LXD containers make fantastic replacements for VMs! Just try 'lxc launch ubuntu:'. Then 'lxc list'. And then you can either exec into, or ssh into your machine container!
Not arguing that point for this image, but I use containers as lightweight VMs, not only as stateless-horizontally-scalable-try-to-be-google app servers.
Docker is awesome for making virtual desktop systems. My dev environment + all required IDEs and apps is a docker image running xrdp, x2go, and google remote desktop, and my home directory is mounted as a volume. Works great!
Now when I need to move my dev environment to another computer (travel), I just copy the home dir, docker build, and I have the exact same environment ready to go.
My dev environment is 100% deterministic, backed up to git, and serves as documentation for what I need installed to do my work. If I find I need something else added, I modify the Dockerfile, commit, rebuild and redeploy. If something messes up my environment, destroy and rebuild is only a couple of commands away.
For the record, LXC containers are much more cooperative as non-emulated VMs than Docker containers. I'm sure this is also the case with Virtuozzo, etc. (though I haven't tried them). These other container systems function nearly identically to an emulated VM, which is what most people actually want out of containers -- thin VMs.
It's stupid that you've been downvoted. It is so tiresome to see people ask such useless questions like "what? you want to use this thing in some way that my tiny brain cannot envision? what is this madness?"
His reply was snarky and created a false dichotomy. The 90% usecase exists in between “lightweight VM’s” and google scale horizontal app deployment. Consider that the former is just as much an outlier as the latter. This post is about a pragmatic minimal Ubuntu base image, which would meet neither case well.

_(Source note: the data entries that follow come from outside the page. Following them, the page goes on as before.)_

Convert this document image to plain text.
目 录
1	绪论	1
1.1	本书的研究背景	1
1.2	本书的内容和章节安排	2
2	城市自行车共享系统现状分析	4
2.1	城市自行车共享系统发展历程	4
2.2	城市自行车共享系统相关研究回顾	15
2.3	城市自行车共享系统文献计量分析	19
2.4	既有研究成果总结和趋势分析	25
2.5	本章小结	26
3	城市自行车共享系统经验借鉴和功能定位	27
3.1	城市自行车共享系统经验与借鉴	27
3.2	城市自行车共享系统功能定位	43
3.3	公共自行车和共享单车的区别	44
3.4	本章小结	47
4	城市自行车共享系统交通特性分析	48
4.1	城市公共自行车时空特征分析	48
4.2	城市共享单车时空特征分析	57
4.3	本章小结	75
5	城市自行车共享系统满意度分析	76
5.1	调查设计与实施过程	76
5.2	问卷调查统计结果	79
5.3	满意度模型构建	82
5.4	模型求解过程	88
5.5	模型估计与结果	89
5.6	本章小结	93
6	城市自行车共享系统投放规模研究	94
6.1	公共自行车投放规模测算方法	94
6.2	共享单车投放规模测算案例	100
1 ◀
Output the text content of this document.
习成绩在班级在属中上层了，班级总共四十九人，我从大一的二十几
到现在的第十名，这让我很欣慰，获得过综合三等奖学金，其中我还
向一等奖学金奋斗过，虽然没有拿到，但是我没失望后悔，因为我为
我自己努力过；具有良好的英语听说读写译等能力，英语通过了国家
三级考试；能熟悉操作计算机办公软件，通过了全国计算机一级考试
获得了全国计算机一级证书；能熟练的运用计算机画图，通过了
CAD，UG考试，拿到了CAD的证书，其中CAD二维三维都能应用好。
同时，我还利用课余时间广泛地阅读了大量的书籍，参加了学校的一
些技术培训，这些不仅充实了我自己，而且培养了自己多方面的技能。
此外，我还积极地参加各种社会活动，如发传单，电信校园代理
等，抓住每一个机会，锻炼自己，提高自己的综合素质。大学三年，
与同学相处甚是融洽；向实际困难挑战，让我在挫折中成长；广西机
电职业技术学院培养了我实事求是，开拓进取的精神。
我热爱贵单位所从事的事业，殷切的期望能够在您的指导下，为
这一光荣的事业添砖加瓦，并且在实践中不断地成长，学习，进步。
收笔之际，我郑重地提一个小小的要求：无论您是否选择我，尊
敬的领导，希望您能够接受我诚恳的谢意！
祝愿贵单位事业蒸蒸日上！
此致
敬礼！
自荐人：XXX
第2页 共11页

Again, consider that you are creating this dichotomy, not the tools, or vast majority of practitioners in this space. Docker comes with (and encourages) lots of ways to persist state, as do orchestration environments like Kubernetes and ECS and you should choose the approach that suits the problem you are solving. If you want containers as lightweight VM's, there are a ton of ways to do that and they are actively supported.
I'm reluctant to get off-topic here, because the narrative relating to the actual post should be "Does it makes sense to have openssh in a minimal ubuntu base image", to which the answer is "No, obviously".
We've moved at work to mainly Alpine based k8s containers, which is awesome, but you lose a lot of debug ability.
Thinking about it - with Linux KSM the overhead of full-fat containers based on Ubuntu (for example) isn't massive. We may have to look at the metrics I reckon.
I often boot machines connected to the public internet or to a coffeeshop / other public wifi with the Ubuntu live CD, so I wouldn't like the live CD to have an sshd with a well-known password out-of-the-box. So if you're going to have to log into the machine to customize authentication anyway, you already have enough access to `apt-get install openssh-server`.
(It would be nice to have a one-click tool that builds you a customized image with your own SSH public keys baked in. Ubuntu doesn't have to run this tool - actually there's probably a cool project idea for someone in standing up a little website to do this, either by letting you paste in public keys or grabbing them from the GitHub public API.)